YA Magical Realism isn't quite what I've been expecting when I first picked up the book. I was actually expecting YA Contemporary Romance, but at the first mention of magic, I was thrown off and had to reread certain parts of the book. But other than that little bump in the road, I had a pleasant time reading The Weight of Feathers. It's filled with a much more subtle magic that isn't so direct as YA Fantasy, drama (of course; forbidden love demands drama, pain, and angst), and romance (one can't have forbidden love without the actual love). 

The plot sends Lace towards the other household. The enemy household. Branded (unintentionally) by Cluck, she is thrown out of her household and deemed cursed by her own family. Cluck, an outcast in his own family, is surprised by the attraction he feels for this girl, and together, they unleash a whole ton of trouble upon their own heads. The question of whether or not they will get caught is an overarching part of the tale and one of the biggest suspenseful points. 

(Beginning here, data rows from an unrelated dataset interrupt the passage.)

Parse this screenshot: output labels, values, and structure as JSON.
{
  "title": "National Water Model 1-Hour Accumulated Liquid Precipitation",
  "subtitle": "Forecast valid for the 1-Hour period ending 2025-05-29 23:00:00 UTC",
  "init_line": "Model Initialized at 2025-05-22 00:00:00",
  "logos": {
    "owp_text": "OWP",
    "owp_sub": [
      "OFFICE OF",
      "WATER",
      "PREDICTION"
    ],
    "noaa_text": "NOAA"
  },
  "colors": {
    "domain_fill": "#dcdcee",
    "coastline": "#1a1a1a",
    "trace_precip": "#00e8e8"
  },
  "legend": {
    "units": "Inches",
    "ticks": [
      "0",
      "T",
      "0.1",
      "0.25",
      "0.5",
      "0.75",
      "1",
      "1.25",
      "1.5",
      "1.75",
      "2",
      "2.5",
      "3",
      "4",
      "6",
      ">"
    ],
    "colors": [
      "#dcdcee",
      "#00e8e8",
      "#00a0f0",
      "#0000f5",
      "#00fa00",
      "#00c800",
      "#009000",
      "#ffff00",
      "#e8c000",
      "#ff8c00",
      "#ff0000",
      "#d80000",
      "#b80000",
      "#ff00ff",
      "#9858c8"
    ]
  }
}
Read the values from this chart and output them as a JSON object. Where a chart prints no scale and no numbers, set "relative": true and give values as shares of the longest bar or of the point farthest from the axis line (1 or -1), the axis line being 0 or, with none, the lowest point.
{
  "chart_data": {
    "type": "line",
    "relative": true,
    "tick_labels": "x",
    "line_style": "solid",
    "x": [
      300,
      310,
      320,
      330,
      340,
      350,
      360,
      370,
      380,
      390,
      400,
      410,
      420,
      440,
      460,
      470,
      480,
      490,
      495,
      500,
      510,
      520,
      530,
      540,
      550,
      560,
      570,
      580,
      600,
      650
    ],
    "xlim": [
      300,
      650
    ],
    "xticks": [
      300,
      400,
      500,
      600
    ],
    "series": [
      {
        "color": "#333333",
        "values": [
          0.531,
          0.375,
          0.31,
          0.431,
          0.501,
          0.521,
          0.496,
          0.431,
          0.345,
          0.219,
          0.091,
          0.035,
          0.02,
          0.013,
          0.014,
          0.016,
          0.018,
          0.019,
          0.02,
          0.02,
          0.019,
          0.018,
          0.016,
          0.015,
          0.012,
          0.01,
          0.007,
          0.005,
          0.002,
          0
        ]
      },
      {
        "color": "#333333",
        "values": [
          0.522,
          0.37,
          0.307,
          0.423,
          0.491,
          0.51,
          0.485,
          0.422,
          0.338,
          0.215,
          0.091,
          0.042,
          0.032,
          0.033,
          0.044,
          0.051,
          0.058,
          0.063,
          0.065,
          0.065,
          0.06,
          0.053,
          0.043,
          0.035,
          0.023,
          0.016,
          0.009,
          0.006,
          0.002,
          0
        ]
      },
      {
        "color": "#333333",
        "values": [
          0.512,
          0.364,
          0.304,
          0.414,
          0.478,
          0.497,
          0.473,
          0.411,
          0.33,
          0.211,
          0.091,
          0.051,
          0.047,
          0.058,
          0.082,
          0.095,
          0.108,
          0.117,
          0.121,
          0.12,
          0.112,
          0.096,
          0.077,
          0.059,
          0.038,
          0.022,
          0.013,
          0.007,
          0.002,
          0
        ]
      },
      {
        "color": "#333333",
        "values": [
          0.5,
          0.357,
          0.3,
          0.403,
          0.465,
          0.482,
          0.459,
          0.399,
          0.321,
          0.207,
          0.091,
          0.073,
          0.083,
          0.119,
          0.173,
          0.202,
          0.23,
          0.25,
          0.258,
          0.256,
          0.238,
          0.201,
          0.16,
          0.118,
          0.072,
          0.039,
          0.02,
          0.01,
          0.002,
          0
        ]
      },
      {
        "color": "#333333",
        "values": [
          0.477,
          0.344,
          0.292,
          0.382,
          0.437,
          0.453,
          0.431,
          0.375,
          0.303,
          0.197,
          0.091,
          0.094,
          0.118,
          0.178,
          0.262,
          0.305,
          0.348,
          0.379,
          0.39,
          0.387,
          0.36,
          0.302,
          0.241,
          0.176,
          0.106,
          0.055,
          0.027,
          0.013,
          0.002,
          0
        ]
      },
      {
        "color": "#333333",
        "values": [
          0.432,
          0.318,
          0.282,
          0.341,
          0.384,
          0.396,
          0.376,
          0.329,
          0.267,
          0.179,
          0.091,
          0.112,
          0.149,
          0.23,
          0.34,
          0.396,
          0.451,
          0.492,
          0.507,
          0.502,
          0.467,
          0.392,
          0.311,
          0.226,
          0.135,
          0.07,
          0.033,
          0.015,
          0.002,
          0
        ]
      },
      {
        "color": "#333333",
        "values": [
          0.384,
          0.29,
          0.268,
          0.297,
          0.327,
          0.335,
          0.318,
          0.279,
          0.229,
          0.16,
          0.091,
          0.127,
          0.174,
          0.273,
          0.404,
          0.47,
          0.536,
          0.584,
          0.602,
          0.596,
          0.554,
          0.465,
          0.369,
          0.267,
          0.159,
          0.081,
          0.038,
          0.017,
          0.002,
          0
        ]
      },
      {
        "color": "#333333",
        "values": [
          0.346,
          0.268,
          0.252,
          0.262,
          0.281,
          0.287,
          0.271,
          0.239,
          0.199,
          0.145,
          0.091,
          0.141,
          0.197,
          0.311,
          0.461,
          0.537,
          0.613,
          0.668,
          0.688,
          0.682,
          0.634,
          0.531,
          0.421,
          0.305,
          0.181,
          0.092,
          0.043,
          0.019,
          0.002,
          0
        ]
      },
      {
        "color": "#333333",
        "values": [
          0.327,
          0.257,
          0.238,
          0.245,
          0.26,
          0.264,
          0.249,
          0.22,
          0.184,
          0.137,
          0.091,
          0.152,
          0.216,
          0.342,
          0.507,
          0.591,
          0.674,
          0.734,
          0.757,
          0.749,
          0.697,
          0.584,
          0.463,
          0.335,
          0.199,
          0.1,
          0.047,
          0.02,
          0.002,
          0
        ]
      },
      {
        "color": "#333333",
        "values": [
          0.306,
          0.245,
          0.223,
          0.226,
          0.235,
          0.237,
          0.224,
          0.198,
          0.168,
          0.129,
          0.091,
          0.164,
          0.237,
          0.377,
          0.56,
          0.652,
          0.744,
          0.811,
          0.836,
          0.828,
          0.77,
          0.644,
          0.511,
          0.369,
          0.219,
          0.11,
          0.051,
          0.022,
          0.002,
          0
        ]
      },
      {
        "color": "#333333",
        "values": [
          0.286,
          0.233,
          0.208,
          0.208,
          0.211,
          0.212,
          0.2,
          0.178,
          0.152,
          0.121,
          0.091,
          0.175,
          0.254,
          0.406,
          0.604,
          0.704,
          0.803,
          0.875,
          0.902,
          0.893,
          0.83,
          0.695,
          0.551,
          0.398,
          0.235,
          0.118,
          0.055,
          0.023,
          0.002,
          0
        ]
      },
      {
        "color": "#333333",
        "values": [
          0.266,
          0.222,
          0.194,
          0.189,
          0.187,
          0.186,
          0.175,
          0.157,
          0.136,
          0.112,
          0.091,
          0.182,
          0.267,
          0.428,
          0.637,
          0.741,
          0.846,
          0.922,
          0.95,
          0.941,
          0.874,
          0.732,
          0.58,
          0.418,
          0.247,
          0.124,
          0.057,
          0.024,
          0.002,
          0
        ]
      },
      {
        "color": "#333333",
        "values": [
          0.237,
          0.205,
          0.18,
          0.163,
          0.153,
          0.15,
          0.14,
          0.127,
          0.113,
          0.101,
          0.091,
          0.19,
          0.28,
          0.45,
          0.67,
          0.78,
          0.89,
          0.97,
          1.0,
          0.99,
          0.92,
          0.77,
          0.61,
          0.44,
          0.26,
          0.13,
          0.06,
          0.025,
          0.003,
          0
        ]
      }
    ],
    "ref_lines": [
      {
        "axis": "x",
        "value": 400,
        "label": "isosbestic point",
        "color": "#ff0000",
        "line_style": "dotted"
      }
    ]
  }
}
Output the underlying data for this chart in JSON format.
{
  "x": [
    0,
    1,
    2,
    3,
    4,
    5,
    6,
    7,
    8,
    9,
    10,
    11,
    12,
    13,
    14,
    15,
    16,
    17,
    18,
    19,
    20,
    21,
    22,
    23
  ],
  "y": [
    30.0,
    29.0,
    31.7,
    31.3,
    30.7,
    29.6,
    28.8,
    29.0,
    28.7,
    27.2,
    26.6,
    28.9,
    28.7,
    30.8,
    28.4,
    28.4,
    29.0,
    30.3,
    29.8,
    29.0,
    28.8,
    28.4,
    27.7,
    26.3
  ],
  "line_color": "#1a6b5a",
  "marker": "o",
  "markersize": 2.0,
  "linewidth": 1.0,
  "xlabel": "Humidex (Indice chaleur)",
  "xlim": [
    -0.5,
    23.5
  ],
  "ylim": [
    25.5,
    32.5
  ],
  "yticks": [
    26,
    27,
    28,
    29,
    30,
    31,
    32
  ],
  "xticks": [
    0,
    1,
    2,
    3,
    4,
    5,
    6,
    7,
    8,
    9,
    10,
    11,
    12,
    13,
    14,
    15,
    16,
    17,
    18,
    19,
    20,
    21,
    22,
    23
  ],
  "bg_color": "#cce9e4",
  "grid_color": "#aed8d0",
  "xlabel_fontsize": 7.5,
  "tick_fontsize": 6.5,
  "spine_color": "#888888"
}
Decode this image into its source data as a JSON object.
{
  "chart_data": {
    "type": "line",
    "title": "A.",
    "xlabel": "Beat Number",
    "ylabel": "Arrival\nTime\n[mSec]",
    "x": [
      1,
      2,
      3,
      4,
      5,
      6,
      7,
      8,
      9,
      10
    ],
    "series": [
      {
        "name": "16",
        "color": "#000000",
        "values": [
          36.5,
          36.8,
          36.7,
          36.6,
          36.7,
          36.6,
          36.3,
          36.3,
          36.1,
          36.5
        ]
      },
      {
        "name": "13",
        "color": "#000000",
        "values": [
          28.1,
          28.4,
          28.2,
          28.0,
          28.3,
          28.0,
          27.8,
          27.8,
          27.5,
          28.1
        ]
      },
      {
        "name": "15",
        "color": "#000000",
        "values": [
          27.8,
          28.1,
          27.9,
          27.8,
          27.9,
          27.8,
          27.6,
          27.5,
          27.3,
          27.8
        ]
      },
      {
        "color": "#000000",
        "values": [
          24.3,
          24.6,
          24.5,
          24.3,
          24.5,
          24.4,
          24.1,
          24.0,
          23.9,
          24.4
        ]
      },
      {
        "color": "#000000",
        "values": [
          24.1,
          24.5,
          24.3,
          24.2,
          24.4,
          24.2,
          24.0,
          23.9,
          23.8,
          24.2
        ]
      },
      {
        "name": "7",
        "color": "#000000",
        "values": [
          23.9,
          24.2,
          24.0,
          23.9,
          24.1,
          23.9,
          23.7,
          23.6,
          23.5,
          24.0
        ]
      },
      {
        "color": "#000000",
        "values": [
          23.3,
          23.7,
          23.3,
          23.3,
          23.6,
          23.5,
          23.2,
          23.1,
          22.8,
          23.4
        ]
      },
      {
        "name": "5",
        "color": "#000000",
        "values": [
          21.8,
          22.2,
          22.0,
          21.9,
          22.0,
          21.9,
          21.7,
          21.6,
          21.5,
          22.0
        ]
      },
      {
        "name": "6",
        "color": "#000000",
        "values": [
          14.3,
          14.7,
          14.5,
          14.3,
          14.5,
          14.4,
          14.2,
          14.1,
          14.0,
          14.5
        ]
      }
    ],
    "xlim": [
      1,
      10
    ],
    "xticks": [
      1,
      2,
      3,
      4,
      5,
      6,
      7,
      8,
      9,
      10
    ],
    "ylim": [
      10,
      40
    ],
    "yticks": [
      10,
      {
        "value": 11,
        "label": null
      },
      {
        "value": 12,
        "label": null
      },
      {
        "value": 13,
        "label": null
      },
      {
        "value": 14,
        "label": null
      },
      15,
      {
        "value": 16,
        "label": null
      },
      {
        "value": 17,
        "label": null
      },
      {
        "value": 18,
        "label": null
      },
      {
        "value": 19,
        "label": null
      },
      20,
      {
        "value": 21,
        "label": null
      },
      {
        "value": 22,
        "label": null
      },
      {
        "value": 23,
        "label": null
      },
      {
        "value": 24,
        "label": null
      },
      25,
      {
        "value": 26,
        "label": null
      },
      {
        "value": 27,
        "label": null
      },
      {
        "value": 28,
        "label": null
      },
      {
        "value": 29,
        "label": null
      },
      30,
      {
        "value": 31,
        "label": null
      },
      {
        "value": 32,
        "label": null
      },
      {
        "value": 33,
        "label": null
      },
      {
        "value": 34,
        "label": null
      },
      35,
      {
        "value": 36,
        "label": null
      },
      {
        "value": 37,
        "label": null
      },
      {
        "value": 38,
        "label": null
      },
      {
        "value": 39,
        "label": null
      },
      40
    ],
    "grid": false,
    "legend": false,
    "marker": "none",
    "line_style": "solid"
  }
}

There's something sad and bitter about Cluck that simply draws me to him. No. It's not love or a crush or something similar to that. He's an outcast, as I have said before. He is not part of the family, and he has been bullied by the golden boy in the family. Reading about him finding his own happiness (about him finding Lace) is the greatest part in the book. And though Lace is a bit tentative, their romance remains one of the biggest pushes of the plot. 

The ending is the most dramatic part of the book. And it gives a somewhat bittersweet end to the rivalry and the story. That's all I'm going to say. 

Overall, The Weight of Feathers is a curious story that brings an alternative ending towards the Romeo and Juliet shenanigan. Rival families, two lovers, and a conclusion that doesn't end in death. I recommend this for anyone who loves forbidden romance, magic, and a story a bit out of the ordinary.